The Spectator

The Tories are too weak to capitalise on Labour’s failings

Getty Images

The polls suggest that Labour is in line for a general election victory later this year which could match or even exceed Tony Blair’s landslide of 1997. Yet the party exudes none of the confidence and maintains none of the self-discipline which it did 27 years ago. On the contrary, were the Conservatives not in an even worse state themselves, Keir Starmer’s party could well be in deep trouble.

For Labour to contrive to lose a safe seat in the current circumstances is remarkable. But that is exactly what the party has done with its failure to vet properly Azhar Ali, the candidate chosen to fight the Rochdale by-election following the death of the sitting MP Tony Lloyd. Comments made by Ali shortly after the atrocities committed by Hamas against Israel last year were indefensible.

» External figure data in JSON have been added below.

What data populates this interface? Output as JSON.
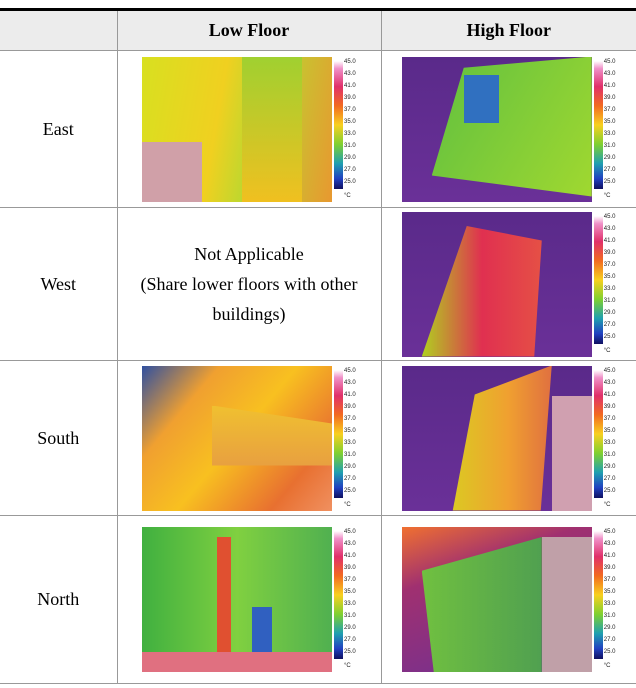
{
  "table": {
    "columns": [
      "Low Floor",
      "High Floor"
    ],
    "rows": [
      {
        "label": "East"
      },
      {
        "label": "West",
        "low_floor_note": [
          "Not Applicable",
          "(Share lower floors with other buildings)"
        ]
      },
      {
        "label": "South"
      },
      {
        "label": "North"
      }
    ],
    "thermal_scale": {
      "ticks": [
        "45.0",
        "43.0",
        "41.0",
        "39.0",
        "37.0",
        "35.0",
        "33.0",
        "31.0",
        "29.0",
        "27.0",
        "25.0"
      ],
      "unit": "°C"
    }
  }
}
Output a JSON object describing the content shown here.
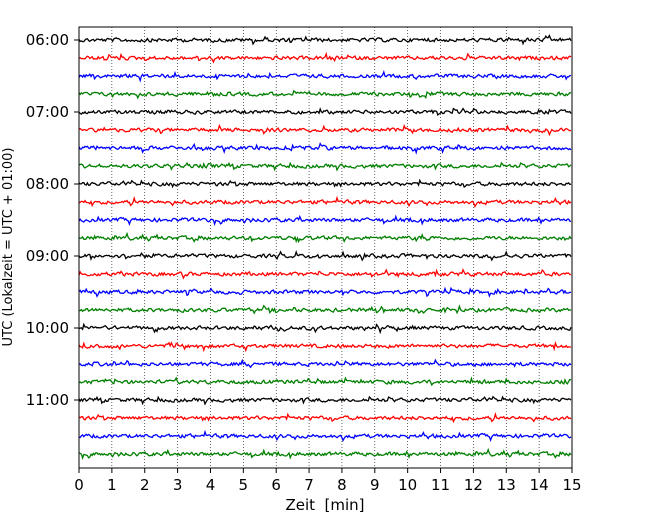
{
  "chart_data": {
    "type": "line",
    "title": "",
    "xlabel": "Zeit  [min]",
    "ylabel": "UTC (Lokalzeit = UTC + 01:00)",
    "xlim": [
      0,
      15
    ],
    "x_ticks": [
      "0",
      "1",
      "2",
      "3",
      "4",
      "5",
      "6",
      "7",
      "8",
      "9",
      "10",
      "11",
      "12",
      "13",
      "14",
      "15"
    ],
    "y_ticks": [
      "06:00",
      "07:00",
      "08:00",
      "09:00",
      "10:00",
      "11:00"
    ],
    "grid": "vertical dotted at every minute",
    "trace_interval_min": 15,
    "trace_colors": [
      "#000000",
      "#ff0000",
      "#0000ff",
      "#007f00"
    ],
    "series": [
      {
        "start": "06:00",
        "color": "#000000"
      },
      {
        "start": "06:15",
        "color": "#ff0000"
      },
      {
        "start": "06:30",
        "color": "#0000ff"
      },
      {
        "start": "06:45",
        "color": "#007f00"
      },
      {
        "start": "07:00",
        "color": "#000000"
      },
      {
        "start": "07:15",
        "color": "#ff0000"
      },
      {
        "start": "07:30",
        "color": "#0000ff"
      },
      {
        "start": "07:45",
        "color": "#007f00"
      },
      {
        "start": "08:00",
        "color": "#000000"
      },
      {
        "start": "08:15",
        "color": "#ff0000"
      },
      {
        "start": "08:30",
        "color": "#0000ff"
      },
      {
        "start": "08:45",
        "color": "#007f00"
      },
      {
        "start": "09:00",
        "color": "#000000"
      },
      {
        "start": "09:15",
        "color": "#ff0000"
      },
      {
        "start": "09:30",
        "color": "#0000ff"
      },
      {
        "start": "09:45",
        "color": "#007f00"
      },
      {
        "start": "10:00",
        "color": "#000000"
      },
      {
        "start": "10:15",
        "color": "#ff0000"
      },
      {
        "start": "10:30",
        "color": "#0000ff"
      },
      {
        "start": "10:45",
        "color": "#007f00"
      },
      {
        "start": "11:00",
        "color": "#000000"
      },
      {
        "start": "11:15",
        "color": "#ff0000"
      },
      {
        "start": "11:30",
        "color": "#0000ff"
      },
      {
        "start": "11:45",
        "color": "#007f00"
      }
    ]
  }
}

His claim, made openly at a Labour party meeting, that the Israeli government knew of the coming attacks but tolerated them so as to have a pretext to attack Gaza, is the stuff of conspiracy theory, made all the more offensive given how many Israeli citizens were killed in the attacks.

Not only did the party fail to pick up on Ali’s comments before selecting him to fight the seat – Starmer then hesitated before disowning him as the Labour candidate. Ali cannot be replaced on the ballot paper because nominations have closed.

It is unfortunate that the Tories are in no condition to capitalise on Labour’s problems

This indecisive leadership – Starmer prevaricated for long enough for some of his colleagues to end up defending Ali – has brought protest from within the Labour party. Not so much from members shocked at what Ali had said, as from people aggrieved that Starmer had moved to expel left-wing figures for making anti-Semitic remarks.

The Rochdale fiasco comes soon after Starmer abandoning his promise to spend £28 billion a year on green investment. To be clear, he is wise to drop a spending target which threatened to undermine even further Britain’s delicate public finances. But it does raise the issue of why the pledge was made in the first place, when Starmer must surely have known that money was going to be horribly tight by the time of the next election. The Labour leader has managed to upset both those who prioritise fiscal discipline and those who favour a Joe Biden-style pump-priming spending splurge on the climate. Into the bargain, Starmer has cemented his reputation as someone who can’t stick to his guns for long.

It is unfortunate that the Conservatives are in no condition to capitalise on Labour’s internal problems. Were the polls showing a gap between Labour and the Tories of the order of 10 per cent, it is conceivable that could be bridged before election day. Instead, Labour is consistently leading by about double that. So Starmer can probably afford to make mistakes – including pretty big ones – and still be confident of victory. Many Conservative MPs have announced that they intend to step down at the next election.

Their self-centredness is depressing. A Conservative victory later this year may be beyond hope, yet the party still retains some influence over whether it faces a one-, two-, or three-term Labour government. Even if they don’t believe they can win, Tory MPs ought to be working as hard as they can to reduce the Labour majority to a level where it might take only a single parliament to haul themselves back into power. At present, the choice facing the Tories seems to be between defeat and obliteration – with the latter option seeming more likely.

Chris Skidmore, who has quit to embark on a career of green consultancy work, said he has moved on from party politics. As a result of his reluctance to continue serving his soon-to-be-abolished constituency to the end, he has triggered a by-election. Party politics served Skidmore well. He has gone from history graduate to minister of state to professor at Bath University. Meanwhile, Nadine Dorries abandoned her constituents in a rage that she was not given a peerage. This is a new kind of Tory sleaze: MPs putting themselves ahead of their constituents and public service. We now have a class of MPs who see their roles as simply a way to progress their careers.

One thing Conservative MPs should be doing if they want any chance of holding power within the next decade is to drop any talk of yet another leadership election. The party is already held in contempt by many for rattling through five prime ministers in the past eight years, one of them serving only 49 days. They have seen the damage that the traumas of 2022 have wrought on the party. Do MPs really think they will improve their fortunes by going through yet another divisive leadership election? The ‘What is there to lose?’ argument is easily answered. Voters would rapidly switch off or demand the general election be brought forward. The Conservatives could even find themselves pushed into third place behind Reform UK.

Bookmakers give the Conservatives a 6 percent chance of winning a majority at the next election. But Starmer has given every sign that a government led by him would be weak, devoid of conviction and not greatly competent, either. The challenge for the Conservatives over the next few months will be to avoid losing the 2029 election, too.